All genes of the genome are not transcribed at all the time. In higher eukaryotes (such as human beings) especially, where there is a tissue-specific gene expression (such as muscle, for example), there is selective transcription of the genome. Therefore, it would be a tremendous waste of a cell’s resources to transcribe unnecessary genes. Transcription of genes needs to be controlled, so that they are transcribed only when and where they are needed. The regulatory regions of the DNA regulate the transcription of individual genes.
There are two major types of regulatory regions namely ‘promoters and enhancers’. Promoters are ‘molecular switches’ found immediately adjacent to the genes in the upstream direction. Transcription initiation takes place in the promoter region. Both prokaryotic and eukaryotic genes have promoter sequences. In prokaryotes, the sequence of a promoter is recognized by the ‘sigma (σ) factor’ of the RNA polymerase. In eukaryotes, it is recognized by specific ‘transcription factors’ (Table 4.3).
Table 4.3 E. coli σ factors and the consensus sequences of their recognition sites (promoters)
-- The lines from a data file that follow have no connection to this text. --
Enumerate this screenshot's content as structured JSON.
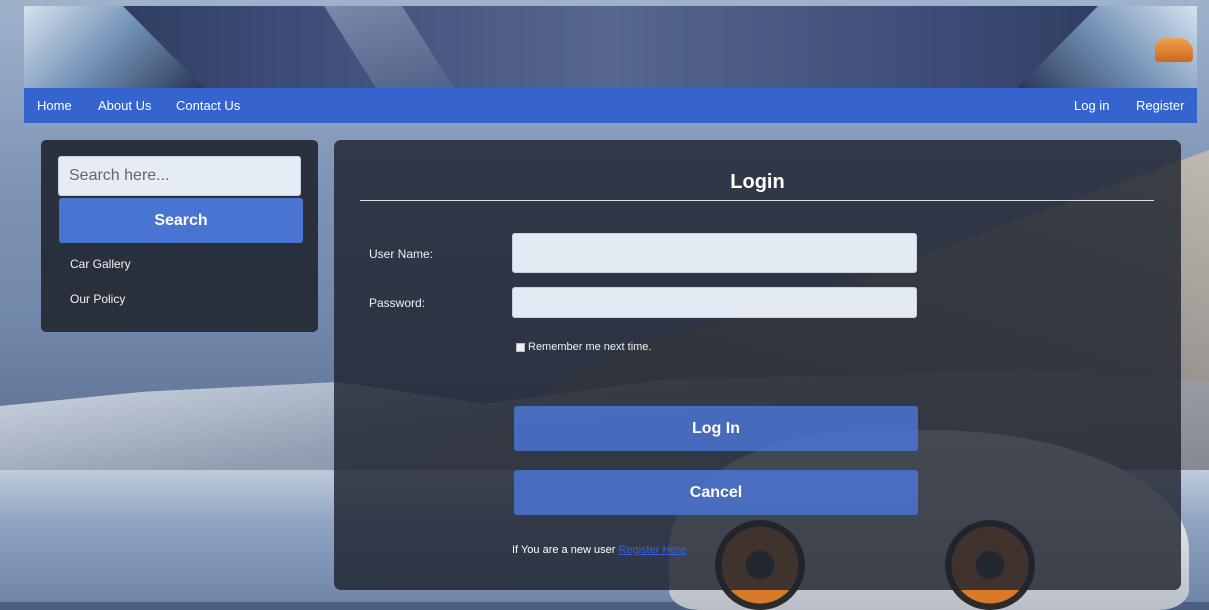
{
  "nav": {
    "home": "Home",
    "about": "About Us",
    "contact": "Contact Us",
    "login": "Log in",
    "register": "Register"
  },
  "sidebar": {
    "search_placeholder": "Search here...",
    "search_button": "Search",
    "links": [
      "Car Gallery",
      "Our Policy"
    ]
  },
  "login": {
    "title": "Login",
    "username_label": "User Name:",
    "password_label": "Password:",
    "remember_label": "Remember me next time.",
    "login_button": "Log In",
    "cancel_button": "Cancel",
    "new_user_text": "If You are a new user",
    "register_link": "Register Here"
  },
  "colors": {
    "nav_bar": "#3564cf",
    "button": "#4a74d2",
    "panel": "#242934"
  }
}
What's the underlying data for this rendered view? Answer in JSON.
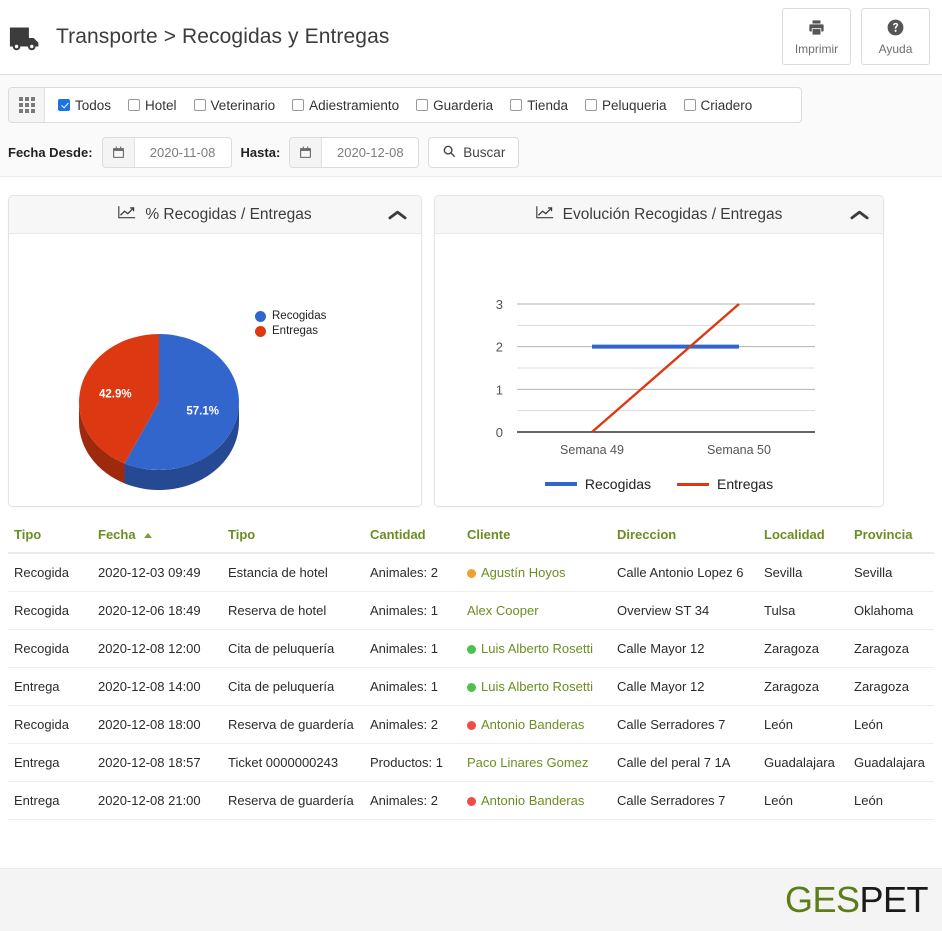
{
  "header": {
    "icon": "truck-icon",
    "title": "Transporte > Recogidas y Entregas",
    "actions": [
      {
        "icon": "printer-icon",
        "label": "Imprimir"
      },
      {
        "icon": "help-circle-icon",
        "label": "Ayuda"
      }
    ]
  },
  "filters": {
    "grid_icon": "grid-icon",
    "types": [
      {
        "label": "Todos",
        "checked": true
      },
      {
        "label": "Hotel",
        "checked": false
      },
      {
        "label": "Veterinario",
        "checked": false
      },
      {
        "label": "Adiestramiento",
        "checked": false
      },
      {
        "label": "Guarderia",
        "checked": false
      },
      {
        "label": "Tienda",
        "checked": false
      },
      {
        "label": "Peluqueria",
        "checked": false
      },
      {
        "label": "Criadero",
        "checked": false
      }
    ],
    "date_from_label": "Fecha Desde:",
    "date_from_value": "2020-11-08",
    "date_to_label": "Hasta:",
    "date_to_value": "2020-12-08",
    "search_label": "Buscar",
    "search_icon": "search-icon",
    "calendar_icon": "calendar-icon"
  },
  "panels": {
    "pie": {
      "title": "% Recogidas / Entregas",
      "icon": "line-chart-icon",
      "collapse_icon": "chevron-up-icon"
    },
    "line": {
      "title": "Evolución Recogidas / Entregas",
      "icon": "line-chart-icon",
      "collapse_icon": "chevron-up-icon"
    }
  },
  "chart_data": [
    {
      "type": "pie",
      "title": "% Recogidas / Entregas",
      "labels": [
        "Recogidas",
        "Entregas"
      ],
      "values": [
        57.1,
        42.9
      ],
      "value_labels": [
        "57.1%",
        "42.9%"
      ],
      "colors": [
        "#3366cc",
        "#dc3912"
      ],
      "legend_position": "right",
      "is3d": true
    },
    {
      "type": "line",
      "title": "Evolución Recogidas / Entregas",
      "categories": [
        "Semana 49",
        "Semana 50"
      ],
      "series": [
        {
          "name": "Recogidas",
          "values": [
            2,
            2
          ],
          "color": "#3366cc"
        },
        {
          "name": "Entregas",
          "values": [
            0,
            3
          ],
          "color": "#dc3912"
        }
      ],
      "ylim": [
        0,
        3
      ],
      "yticks": [
        0,
        1,
        2,
        3
      ],
      "ytick_labels": [
        "0",
        "1",
        "2",
        "3"
      ],
      "xlabel": "",
      "ylabel": "",
      "grid": true,
      "legend_position": "bottom"
    }
  ],
  "table": {
    "columns": [
      "Tipo",
      "Fecha",
      "Tipo",
      "Cantidad",
      "Cliente",
      "Direccion",
      "Localidad",
      "Provincia"
    ],
    "sorted_column_index": 1,
    "sort_direction": "asc",
    "rows": [
      {
        "tipo": "Recogida",
        "fecha": "2020-12-03 09:49",
        "tipo2": "Estancia de hotel",
        "cantidad": "Animales: 2",
        "cliente": "Agustín Hoyos",
        "dot": "#f0a030",
        "direccion": "Calle Antonio Lopez 6",
        "localidad": "Sevilla",
        "provincia": "Sevilla"
      },
      {
        "tipo": "Recogida",
        "fecha": "2020-12-06 18:49",
        "tipo2": "Reserva de hotel",
        "cantidad": "Animales: 1",
        "cliente": "Alex Cooper",
        "dot": "",
        "direccion": "Overview ST 34",
        "localidad": "Tulsa",
        "provincia": "Oklahoma"
      },
      {
        "tipo": "Recogida",
        "fecha": "2020-12-08 12:00",
        "tipo2": "Cita de peluquería",
        "cantidad": "Animales: 1",
        "cliente": "Luis Alberto Rosetti",
        "dot": "#4cc14c",
        "direccion": "Calle Mayor 12",
        "localidad": "Zaragoza",
        "provincia": "Zaragoza"
      },
      {
        "tipo": "Entrega",
        "fecha": "2020-12-08 14:00",
        "tipo2": "Cita de peluquería",
        "cantidad": "Animales: 1",
        "cliente": "Luis Alberto Rosetti",
        "dot": "#4cc14c",
        "direccion": "Calle Mayor 12",
        "localidad": "Zaragoza",
        "provincia": "Zaragoza"
      },
      {
        "tipo": "Recogida",
        "fecha": "2020-12-08 18:00",
        "tipo2": "Reserva de guardería",
        "cantidad": "Animales: 2",
        "cliente": "Antonio Banderas",
        "dot": "#ef4b4b",
        "direccion": "Calle Serradores 7",
        "localidad": "León",
        "provincia": "León"
      },
      {
        "tipo": "Entrega",
        "fecha": "2020-12-08 18:57",
        "tipo2": "Ticket 0000000243",
        "cantidad": "Productos: 1",
        "cliente": "Paco Linares Gomez",
        "dot": "",
        "direccion": "Calle del peral 7 1A",
        "localidad": "Guadalajara",
        "provincia": "Guadalajara"
      },
      {
        "tipo": "Entrega",
        "fecha": "2020-12-08 21:00",
        "tipo2": "Reserva de guardería",
        "cantidad": "Animales: 2",
        "cliente": "Antonio Banderas",
        "dot": "#ef4b4b",
        "direccion": "Calle Serradores 7",
        "localidad": "León",
        "provincia": "León"
      }
    ]
  },
  "footer": {
    "logo_part1": "GES",
    "logo_part2": "PET",
    "logo_color1": "#5d7c1a",
    "logo_color2": "#1a1a1a"
  }
}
| σ Factor | Promoter consensus sequence | |
|---|---|---|
| -35 Region | -10 Region | |
| σ70 | TTGACA | TATAAT∗ |
| σ32 | TCTCNCCCTTGAA | CCCCATNTA |
| σ28 | CTAAA | CCGATAT |
| -24 Region | -12 Region | |
| σ54 | CTGGNA | TTGCA |
∗ 10 region is also called Pribnow box, after its discoverer.
† N = any.
Figure 4.6 Prokaryotic promoter
The regulatory protein interacts with the ideal sequences of the DNA called the ‘consensus sequence’, for example, the promoter sequence. These promoter consensus sequences are recognized by the RNA polymerase holoenzyme. A six-bp consensus promoter sequence located at the 10-bp upstream of the transcription start site is called the ‘−10 element’, ‘the Pribnow box’ or the ‘TATA box’. It has the consensus sequence TATAAT. The initially highly conserved TA and the final, almost completely conserved, T of the −10 element are crucial for the recognition of promoter. The conserved hexamer located at the −35-bp upstream of the start point is called the −35 element. The consensus is TTGACA. Bases in this sequence interact directly with the sigma factor. The distance separating the −35 and −10 sites is between 16 and 18 bp in approximately 90 per cent of the promoters (Figure 4.6). The 10–20 bp directly upstream of the −35 element is referred to as ‘UP element’. This region interacts with the (Carboxy Terminal Domain) CTDs of α-subunits of RNA polymerase.
Promoter Types
Promoters are classified as ‘high-level or strong promoters’. There are also ‘weak promoters’ in which the binding of RNA polymerase is less strong. In a given period of time, the number of RNA molecules synthesized from genes with weak promoters is much less than from a strong promoter. The promoter strength is one factor that determines the number of copies of each protein molecule present in the cell. The difference between strong and weak promoters lies in the sequence of bases at the −35 and −10 regions.